Now that I had the Supervisor as a standalone image it was time to put together the appropriate Kubernetes manifest. To do so I had to do some research on the various Kubernetes resources and how they’d help me achieve my goal.
After some experimentation I decided that it made sense to use the StatefulSet
resource for to run the supervisor in and run two services, the first being a headless service (meaning it is internal only) for the gossip protocol and the second being a regular service (with external access possible) for the API. Using a StatefulSet
gave me predictable pod names and starts up the replicas in order which makes it much easier for the gossip protocol to work.

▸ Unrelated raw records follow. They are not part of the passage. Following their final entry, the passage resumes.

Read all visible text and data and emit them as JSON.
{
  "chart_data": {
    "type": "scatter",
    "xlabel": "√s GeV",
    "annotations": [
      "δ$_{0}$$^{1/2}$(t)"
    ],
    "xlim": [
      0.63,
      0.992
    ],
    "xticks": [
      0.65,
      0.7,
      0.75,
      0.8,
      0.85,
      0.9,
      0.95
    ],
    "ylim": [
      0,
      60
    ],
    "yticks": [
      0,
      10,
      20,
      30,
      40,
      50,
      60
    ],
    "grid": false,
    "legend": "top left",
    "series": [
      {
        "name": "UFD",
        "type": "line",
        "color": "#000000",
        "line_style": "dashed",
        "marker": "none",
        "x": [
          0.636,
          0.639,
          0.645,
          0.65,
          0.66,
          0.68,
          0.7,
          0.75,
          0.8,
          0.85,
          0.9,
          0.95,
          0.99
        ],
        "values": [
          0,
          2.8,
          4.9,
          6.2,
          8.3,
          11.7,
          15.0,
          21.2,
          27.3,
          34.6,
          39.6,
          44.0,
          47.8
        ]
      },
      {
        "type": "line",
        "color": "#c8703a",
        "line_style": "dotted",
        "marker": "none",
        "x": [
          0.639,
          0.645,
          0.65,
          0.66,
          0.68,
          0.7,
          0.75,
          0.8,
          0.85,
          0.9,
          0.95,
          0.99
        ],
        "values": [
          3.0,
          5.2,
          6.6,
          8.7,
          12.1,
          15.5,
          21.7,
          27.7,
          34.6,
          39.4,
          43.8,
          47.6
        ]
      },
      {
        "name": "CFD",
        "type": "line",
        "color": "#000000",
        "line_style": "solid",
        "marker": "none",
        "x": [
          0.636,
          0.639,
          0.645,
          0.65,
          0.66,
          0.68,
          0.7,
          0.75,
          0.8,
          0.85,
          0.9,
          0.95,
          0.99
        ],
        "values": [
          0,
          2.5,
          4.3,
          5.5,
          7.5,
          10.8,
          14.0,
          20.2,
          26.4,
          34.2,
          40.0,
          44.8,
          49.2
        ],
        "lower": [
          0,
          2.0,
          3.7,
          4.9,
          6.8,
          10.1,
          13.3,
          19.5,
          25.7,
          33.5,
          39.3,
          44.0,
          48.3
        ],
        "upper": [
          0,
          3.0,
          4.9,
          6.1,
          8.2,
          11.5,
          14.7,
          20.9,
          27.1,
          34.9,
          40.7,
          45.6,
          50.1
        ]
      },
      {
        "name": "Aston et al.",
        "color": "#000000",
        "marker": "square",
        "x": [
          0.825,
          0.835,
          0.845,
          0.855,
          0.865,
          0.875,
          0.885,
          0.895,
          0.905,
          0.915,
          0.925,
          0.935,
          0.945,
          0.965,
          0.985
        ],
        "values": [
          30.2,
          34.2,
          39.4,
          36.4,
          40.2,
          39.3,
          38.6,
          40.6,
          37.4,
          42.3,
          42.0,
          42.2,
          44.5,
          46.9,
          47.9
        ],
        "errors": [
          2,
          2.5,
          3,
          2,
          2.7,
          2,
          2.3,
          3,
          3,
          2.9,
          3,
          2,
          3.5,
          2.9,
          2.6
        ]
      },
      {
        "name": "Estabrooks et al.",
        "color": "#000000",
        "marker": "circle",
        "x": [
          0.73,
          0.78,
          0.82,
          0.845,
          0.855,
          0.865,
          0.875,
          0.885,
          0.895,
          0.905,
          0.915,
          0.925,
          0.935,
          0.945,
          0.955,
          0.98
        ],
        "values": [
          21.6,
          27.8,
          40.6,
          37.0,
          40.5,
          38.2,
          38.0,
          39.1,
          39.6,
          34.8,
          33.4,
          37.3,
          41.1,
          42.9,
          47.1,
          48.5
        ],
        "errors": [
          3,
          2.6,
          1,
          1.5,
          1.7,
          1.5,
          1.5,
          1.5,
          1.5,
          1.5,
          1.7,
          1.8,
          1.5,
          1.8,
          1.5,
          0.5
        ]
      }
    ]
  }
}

Initially I was using a single service for both the gossip and API ports but I wanted the Gossip to be internal only, but allow access (if needed) to the API. Creating two services gives me the ability to do both of those things. A headless service also has the benefit of creating a predictable KubeDNS entry for both the service and each pod which can come in handy.
Another interesting thing I discovered is that Kubernetes doesn’t publish the service DNS until at least one pod is running. This created a chicken-and-egg issue if I tried to use a readinessProbe
for the hab api as habitat wouldn’t start until DNS was ready and DNS wouldn’t be created as it was waiting for a success from the probe. Thankfully there is an alpha feature that you can enable with an annotation service.alpha.kubernetes.io/tolerate-unready-endpoints: "true"
that allows you to use DNS before the pods are ready.
Kubernetes Demo
$ git clone https://github.com/paulczar/habsup.git
$ cd habsup
$ kubectl create -f kubernetes/manifests
$ kubectl get pods -w
$ kubectl logs habitat-supervisor-0
$ curl $(minikube service habitat-supervisor-http --url)/services
Conclusion
Hopefully this was enough to bootstrap a person looking to use Habitat on Kubernetes. It would be fairly trivial to use the manifests I provided and do one of the following:
-
Use the Habitat cluster created here as a permanent Habitat cluster and have your applications join and leave that cluster as they come up.
-
Swap out the use of
paulczar/habsup
image with your own image and adjust the ports and other values accordingly and have it run as a self contained cluster.
Getting Habitat to work in Kubernetes was fairly straight forward, however I had to do a few tricky things that shouldn’t be necessary. In order for Habitat to get solid adoption on Kubernetes I believe the following needs to be addressed:
-
Gossip cluster bootstrap relies on an ordered startup with
--peer ip-or-dns-of-first
. Habitat should support a Kuberenetes based discovery which would ask the Kubernetes API to provide the peer details to join. -
The API should come online with an approriate health status before the cluster is created. This would allow the use of a readinessProbe and avoid the problem I suggested earlier.
-
Habitat should consider a mode that uses the Kubernetes APIs and the contents of the Manifest to configure itself rather than forming the gossip cluster.